Музыка не прекращается, когда Томас вновь кидает её на диван, абсолютно не беспокоясь о том, причинит он ей боль или нет.
Она падает, нелепо раскинув руки и громко смеясь. Музыка все также играет, но Том уже не слышит песню. В его голове шумит кровь, заглушая все звуки внешнего мира, и горят два пронзительных голубых глаза.
Он на коленях подползает к ней, схватив её полусогнутые ноги за щиколотки, и резко дергает на себя, отчего её тело оказывается как раз под его туловищем, а сам он поудобнее устраивается между её раскинутых ног.
Она обхватывает ногами его талию, до боли сжимая коленями его бока так, что он шипит от боли и кусает её за шею, наматывая её волосы на кулак и оттягивая назад.

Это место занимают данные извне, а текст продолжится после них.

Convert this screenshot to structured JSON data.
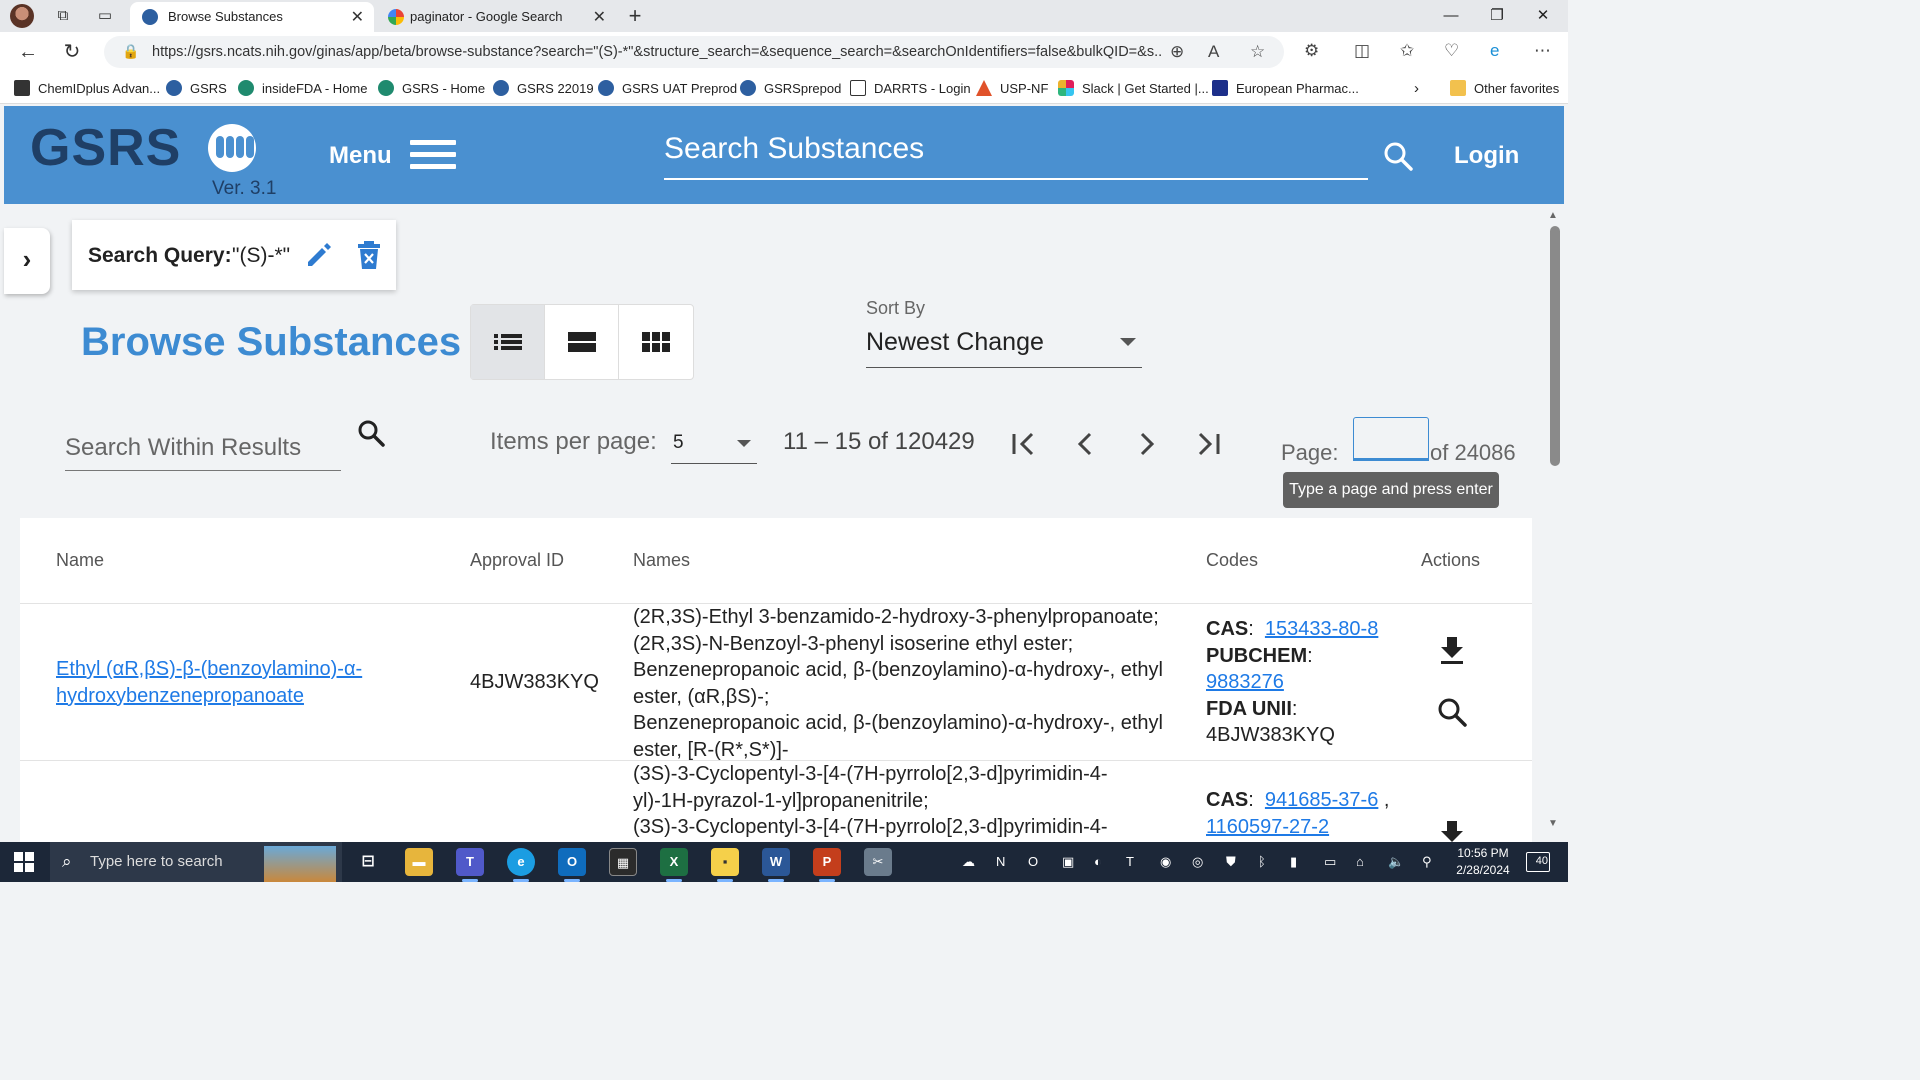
{
  "browser": {
    "tabs": [
      {
        "title": "Browse Substances",
        "active": true
      },
      {
        "title": "paginator - Google Search",
        "active": false
      }
    ],
    "url": "https://gsrs.ncats.nih.gov/ginas/app/beta/browse-substance?search=\"(S)-*\"&structure_search=&sequence_search=&searchOnIdentifiers=false&bulkQID=&s...",
    "favorites": [
      "ChemIDplus Advan...",
      "GSRS",
      "insideFDA - Home",
      "GSRS - Home",
      "GSRS 22019",
      "GSRS UAT Preprod",
      "GSRSprepod",
      "DARRTS - Login",
      "USP-NF",
      "Slack | Get Started |...",
      "European Pharmac..."
    ],
    "other_favorites": "Other favorites"
  },
  "header": {
    "logo": "GSRS",
    "version": "Ver. 3.1",
    "menu_label": "Menu",
    "search_placeholder": "Search Substances",
    "login_label": "Login",
    "brand_color": "#4a90d0"
  },
  "query": {
    "label": "Search Query:",
    "value": "\"(S)-*\""
  },
  "page": {
    "title": "Browse Substances",
    "sort_label": "Sort By",
    "sort_value": "Newest Change",
    "search_within_placeholder": "Search Within Results"
  },
  "paginator": {
    "items_per_page_label": "Items per page:",
    "items_per_page": "5",
    "range": "11 – 15 of 120429",
    "page_label": "Page:",
    "page_of": "of 24086",
    "tooltip": "Type a page and press enter"
  },
  "table": {
    "columns": [
      "Name",
      "Approval ID",
      "Names",
      "Codes",
      "Actions"
    ],
    "rows": [
      {
        "name_line1": "Ethyl (αR,βS)-β-(benzoylamino)-α-",
        "name_line2": "hydroxybenzenepropanoate",
        "approval_id": "4BJW383KYQ",
        "names": [
          "(2R,3S)-Ethyl 3-benzamido-2-hydroxy-3-phenylpropanoate;",
          "(2R,3S)-N-Benzoyl-3-phenyl isoserine ethyl ester;",
          "Benzenepropanoic acid, β-(benzoylamino)-α-hydroxy-, ethyl",
          "ester, (αR,βS)-;",
          "Benzenepropanoic acid, β-(benzoylamino)-α-hydroxy-, ethyl",
          "ester, [R-(R*,S*)]-"
        ],
        "codes": {
          "cas_label": "CAS",
          "cas_value": "153433-80-8",
          "pubchem_label": "PUBCHEM",
          "pubchem_value": "9883276",
          "unii_label": "FDA UNII",
          "unii_value": "4BJW383KYQ"
        }
      },
      {
        "names": [
          "(3S)-3-Cyclopentyl-3-[4-(7H-pyrrolo[2,3-d]pyrimidin-4-",
          "yl)-1H-pyrazol-1-yl]propanenitrile;",
          "(3S)-3-Cyclopentyl-3-[4-(7H-pyrrolo[2,3-d]pyrimidin-4-"
        ],
        "codes": {
          "cas_label": "CAS",
          "cas_value1": "941685-37-6",
          "cas_value2": "1160597-27-2"
        }
      }
    ]
  },
  "taskbar": {
    "search_placeholder": "Type here to search",
    "time": "10:56 PM",
    "date": "2/28/2024",
    "notifications": "40"
  }
}
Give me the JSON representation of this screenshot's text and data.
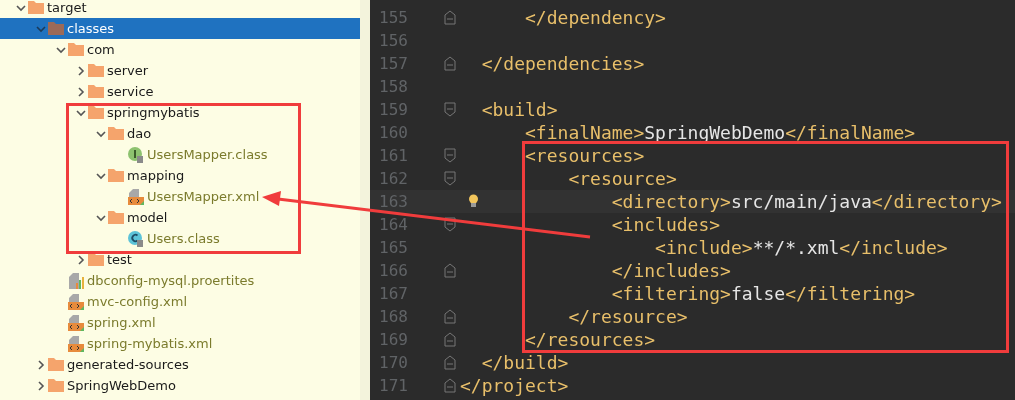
{
  "project_tree": {
    "items": [
      {
        "label": "target",
        "kind": "folder",
        "expanded": true,
        "selected": false,
        "children": [
          {
            "label": "classes",
            "kind": "folder",
            "expanded": true,
            "selected": true,
            "children": [
              {
                "label": "com",
                "kind": "folder",
                "expanded": true,
                "selected": false,
                "children": [
                  {
                    "label": "server",
                    "kind": "folder",
                    "expanded": false,
                    "selected": false
                  },
                  {
                    "label": "service",
                    "kind": "folder",
                    "expanded": false,
                    "selected": false
                  },
                  {
                    "label": "springmybatis",
                    "kind": "folder",
                    "expanded": true,
                    "selected": false,
                    "children": [
                      {
                        "label": "dao",
                        "kind": "folder",
                        "expanded": true,
                        "selected": false,
                        "children": [
                          {
                            "label": "UsersMapper.class",
                            "kind": "interface",
                            "selected": false
                          }
                        ]
                      },
                      {
                        "label": "mapping",
                        "kind": "folder",
                        "expanded": true,
                        "selected": false,
                        "children": [
                          {
                            "label": "UsersMapper.xml",
                            "kind": "xml",
                            "selected": false
                          }
                        ]
                      },
                      {
                        "label": "model",
                        "kind": "folder",
                        "expanded": true,
                        "selected": false,
                        "children": [
                          {
                            "label": "Users.class",
                            "kind": "class",
                            "selected": false
                          }
                        ]
                      }
                    ]
                  },
                  {
                    "label": "test",
                    "kind": "folder",
                    "expanded": false,
                    "selected": false
                  }
                ]
              },
              {
                "label": "dbconfig-mysql.proertites",
                "kind": "properties",
                "selected": false
              },
              {
                "label": "mvc-config.xml",
                "kind": "xml",
                "selected": false
              },
              {
                "label": "spring.xml",
                "kind": "xml",
                "selected": false
              },
              {
                "label": "spring-mybatis.xml",
                "kind": "xml",
                "selected": false
              }
            ]
          },
          {
            "label": "generated-sources",
            "kind": "folder",
            "expanded": false,
            "selected": false
          },
          {
            "label": "SpringWebDemo",
            "kind": "folder",
            "expanded": false,
            "selected": false
          }
        ]
      }
    ]
  },
  "editor": {
    "lines": [
      {
        "number": "155",
        "kind": "closer",
        "current": false,
        "bulb": false,
        "tokens": [
          {
            "kind": "tag",
            "text": "      </dependency>"
          }
        ]
      },
      {
        "number": "156",
        "kind": "plain",
        "current": false,
        "bulb": false
      },
      {
        "number": "157",
        "kind": "closer",
        "current": false,
        "bulb": false,
        "tokens": [
          {
            "kind": "tag",
            "text": "  </dependencies>"
          }
        ]
      },
      {
        "number": "158",
        "kind": "plain",
        "current": false,
        "bulb": false
      },
      {
        "number": "159",
        "kind": "opener",
        "current": false,
        "bulb": false,
        "tokens": [
          {
            "kind": "tag",
            "text": "  <build>"
          }
        ]
      },
      {
        "number": "160",
        "kind": "plain",
        "current": false,
        "bulb": false,
        "tokens": [
          {
            "kind": "tag",
            "text": "      <finalName>"
          },
          {
            "kind": "text",
            "text": "SpringWebDemo"
          },
          {
            "kind": "tag",
            "text": "</finalName>"
          }
        ]
      },
      {
        "number": "161",
        "kind": "opener",
        "current": false,
        "bulb": false,
        "tokens": [
          {
            "kind": "tag",
            "text": "      <resources>"
          }
        ]
      },
      {
        "number": "162",
        "kind": "opener",
        "current": false,
        "bulb": false,
        "tokens": [
          {
            "kind": "tag",
            "text": "          <resource>"
          }
        ]
      },
      {
        "number": "163",
        "kind": "plain",
        "current": true,
        "bulb": true,
        "tokens": [
          {
            "kind": "tag",
            "text": "              <directory>"
          },
          {
            "kind": "text",
            "text": "src/main/java"
          },
          {
            "kind": "tag",
            "text": "</directory>"
          }
        ]
      },
      {
        "number": "164",
        "kind": "opener",
        "current": false,
        "bulb": false,
        "tokens": [
          {
            "kind": "tag",
            "text": "              <includes>"
          }
        ]
      },
      {
        "number": "165",
        "kind": "plain",
        "current": false,
        "bulb": false,
        "tokens": [
          {
            "kind": "tag",
            "text": "                  <include>"
          },
          {
            "kind": "text",
            "text": "**/*.xml"
          },
          {
            "kind": "tag",
            "text": "</include>"
          }
        ]
      },
      {
        "number": "166",
        "kind": "closer",
        "current": false,
        "bulb": false,
        "tokens": [
          {
            "kind": "tag",
            "text": "              </includes>"
          }
        ]
      },
      {
        "number": "167",
        "kind": "plain",
        "current": false,
        "bulb": false,
        "tokens": [
          {
            "kind": "tag",
            "text": "              <filtering>"
          },
          {
            "kind": "text",
            "text": "false"
          },
          {
            "kind": "tag",
            "text": "</filtering>"
          }
        ]
      },
      {
        "number": "168",
        "kind": "closer",
        "current": false,
        "bulb": false,
        "tokens": [
          {
            "kind": "tag",
            "text": "          </resource>"
          }
        ]
      },
      {
        "number": "169",
        "kind": "closer",
        "current": false,
        "bulb": false,
        "tokens": [
          {
            "kind": "tag",
            "text": "      </resources>"
          }
        ]
      },
      {
        "number": "170",
        "kind": "closer",
        "current": false,
        "bulb": false,
        "tokens": [
          {
            "kind": "tag",
            "text": "  </build>"
          }
        ]
      },
      {
        "number": "171",
        "kind": "closer",
        "current": false,
        "bulb": false,
        "tokens": [
          {
            "kind": "tag",
            "text": "</project>"
          }
        ]
      }
    ]
  }
}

Она сдавленно вскрикивает и впивается губами в его шею, оставляя на коже яркие отметины своего существования, подчеркивая, что это её Томас.
Том приподнимает её, обхватив за талию, и избавляется от футболки, впиваясь глазами в открывшемся ему бледное тело, кое-где покрытое синяками и засосами, которые он оставил сам же, когда забывался и желал доказать ей, что здесь он сильнее.
Это их вечное противостояние – он открыто демонстрирует грубую физическую силу, подавляя её своей воле, а она делает вид, что сдалась и готова покориться, а потом исподтишка наносит удар, коварный и смертельный для его гордости и чести.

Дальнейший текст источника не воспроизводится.